Den 8en Augustus waarschuwde de magistraat tegen het bijeenkomen van veel menschen, van het omgaan van menschen die de pest hebben met anderen, het loopen in pesthuizen en het daarna zich mengen onder andere menschen in kerken, op begrafenissen enz.
Vergaderingen, maaltijden, drinkgelagen en bijeenkomsten werden daarom verboden.
Ter voorkoming dat iemand uit onwetendheid in een met pest besmet huis ging zouden de deuren van die huizen door de dienaren van den schout met een P worden geteekend.
|pag. 19|
Dit teeken zou daarop zes weken verblijven en gedurende dien tijd zou in zulk een huis geen nering mogen worden gedaan.

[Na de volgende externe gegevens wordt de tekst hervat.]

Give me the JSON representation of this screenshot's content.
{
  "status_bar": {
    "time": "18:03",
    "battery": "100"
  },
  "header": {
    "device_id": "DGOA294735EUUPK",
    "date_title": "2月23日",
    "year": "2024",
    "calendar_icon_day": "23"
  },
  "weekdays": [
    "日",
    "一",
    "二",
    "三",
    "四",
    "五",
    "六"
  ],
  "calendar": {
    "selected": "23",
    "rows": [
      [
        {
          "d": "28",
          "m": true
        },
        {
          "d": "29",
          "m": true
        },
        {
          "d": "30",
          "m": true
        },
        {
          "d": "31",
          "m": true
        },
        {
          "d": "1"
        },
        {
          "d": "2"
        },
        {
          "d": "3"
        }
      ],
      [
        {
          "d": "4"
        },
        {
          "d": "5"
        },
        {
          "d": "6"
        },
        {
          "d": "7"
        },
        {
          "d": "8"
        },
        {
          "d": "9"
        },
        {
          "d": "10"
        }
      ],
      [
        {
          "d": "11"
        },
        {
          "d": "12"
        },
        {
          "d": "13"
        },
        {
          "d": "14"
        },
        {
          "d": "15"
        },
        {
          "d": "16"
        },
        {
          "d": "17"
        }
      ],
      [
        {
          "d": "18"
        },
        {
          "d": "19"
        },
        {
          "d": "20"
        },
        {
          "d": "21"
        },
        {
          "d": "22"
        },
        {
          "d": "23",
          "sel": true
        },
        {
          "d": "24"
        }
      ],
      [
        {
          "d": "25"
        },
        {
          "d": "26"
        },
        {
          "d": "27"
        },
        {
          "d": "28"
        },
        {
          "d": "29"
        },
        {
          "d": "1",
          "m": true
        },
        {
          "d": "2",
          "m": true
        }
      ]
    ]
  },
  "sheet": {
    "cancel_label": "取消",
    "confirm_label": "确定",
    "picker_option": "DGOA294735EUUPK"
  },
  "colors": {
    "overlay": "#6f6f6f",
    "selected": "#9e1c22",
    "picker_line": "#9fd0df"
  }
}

Huizen waarvan de bewoners waren uitgestorven zouden zes weken moeten gesloten blijven (21 ).
Toen in 1666 zich de pest in naburige steden weer vertoonde, verbood de magistraat zieke personen van elders in de stad te brengen, of om oude kleeren, linnen of wollen van buiten in te voeren.
Tevens werd, omdat die nadeelig gebleken waren, de invoer van pruimen verboden (22 ).
Den 6en September 1666 werd den ingezetenen verboden, elders met pest besmette huizen te bezoeken; wie dit deed, moest buiten de stad blijven.
Niemand zou uit besmette plaatsen kleederen, stoffen, melk, boter, koorn of andere waren mogen invoeren.
In 1692 komt de pest weer voor te Kampen; storm, hoog water en aardbeving waren daaraan voorafgegaan.
Sedert vond ik geen melding gemaakt van pest in dit gewest, behalve in 1774, toen de ziekte van Deventer naar Kampen werd overgebracht.
Mr. J. NANNINGA UITTERDIJK.
Onduidelijk waar deze noot hoort: (23 ).